Imagine we have the following 3D array:

[[[0, 0, 0],
 [0, 0, 0],
 [0, 0, 0]],

 [[1, 2, 1],
 [0, 0, 0],
 [4, 2, 1]],

 [[0, 0, 0],
 [1, 1, 3],
 [0, 0, 0]]]

I want to reduce the dimension of the array and obtain True or False whenever each element in axis=2 is different or equal to [0, 0, 0], respectively.

Desired 2D output for the previous example array:

[[False, False, False]
 [True, False, True],
 [False, True, False]]

We pass from 3x3x3 int/float array to a 3x3 boolean array.
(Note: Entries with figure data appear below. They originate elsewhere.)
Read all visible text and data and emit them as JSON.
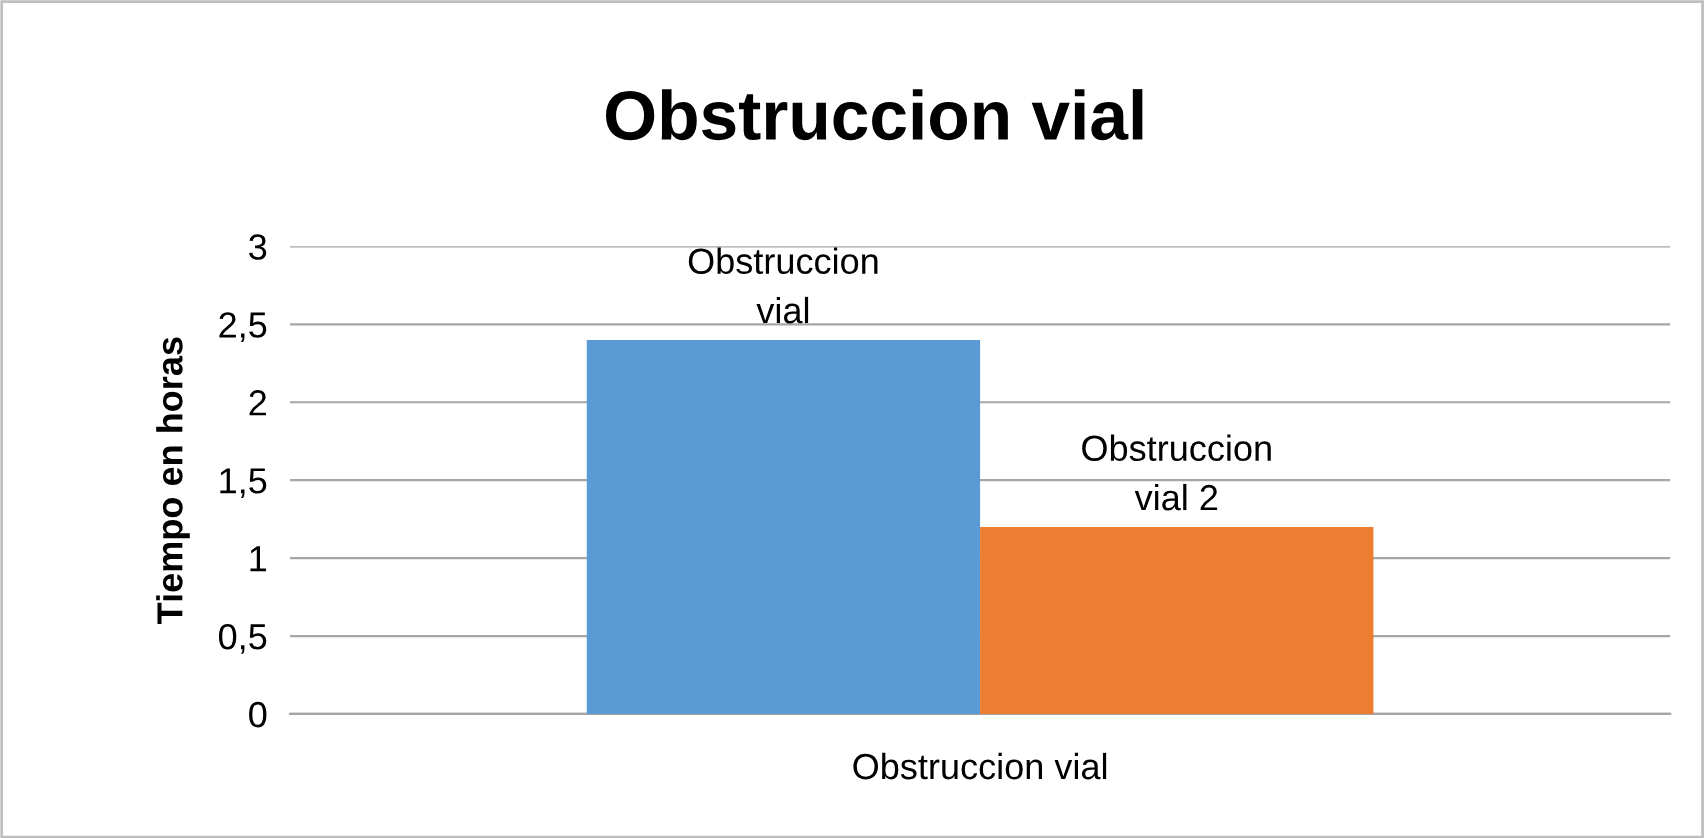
{
  "chart_data": {
    "type": "bar",
    "title": "Obstruccion vial",
    "ylabel": "Tiempo en horas",
    "categories": [
      "Obstruccion vial"
    ],
    "series": [
      {
        "name": "Obstruccion vial",
        "color": "#5b9bd5",
        "values": [
          2.4
        ]
      },
      {
        "name": "Obstruccion vial 2",
        "color": "#ed7d31",
        "values": [
          1.2
        ]
      }
    ],
    "ylim": [
      0,
      3
    ],
    "yticks": [
      0,
      {
        "value": 0.5,
        "label": "0,5"
      },
      1,
      {
        "value": 1.5,
        "label": "1,5"
      },
      2,
      {
        "value": 2.5,
        "label": "2,5"
      },
      3
    ],
    "grid": "y",
    "legend": false
  }
}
CodePudding user response：

Try:

print(arr[:, :, 1] != 0)  # 1 means second column, change to 0 for first, 2 for third column

Prints:

[[False False False]
 [ True False  True]
 [False  True False]]

Note: I used basing numpy indexing of ndarray. [:, :, 1] means that I want values from every 2D matrix, every row and second (1) column. Then compare these values to 0 to obtain boolean matrix.

CodePudding user response：

IIUC you want to compare the last dimension to [0,0,0], returning False if all values are different, True otherwise.

Assuming a the 3D array:

out = (a != [0,0,0]).any(2)

Alternative:

out = ~(a == [0,0,0]).all(2)

Output:

array([[False, False, False],
       [ True, False,  True],
       [False,  True, False]])

CodePudding user response：

 >>> test = [[[0, 0, 0],
 [0, 0, 0],
 [0, 0, 0]],

 [[1, 2, 1],
 [0, 0, 0],
 [4, 2, 1]],

 [[0, 0, 0],
 [1, 1, 3],
 [0, 0, 0]]]
 >>> [[not ee == [0, 0, 0] for ee in e] for e in test]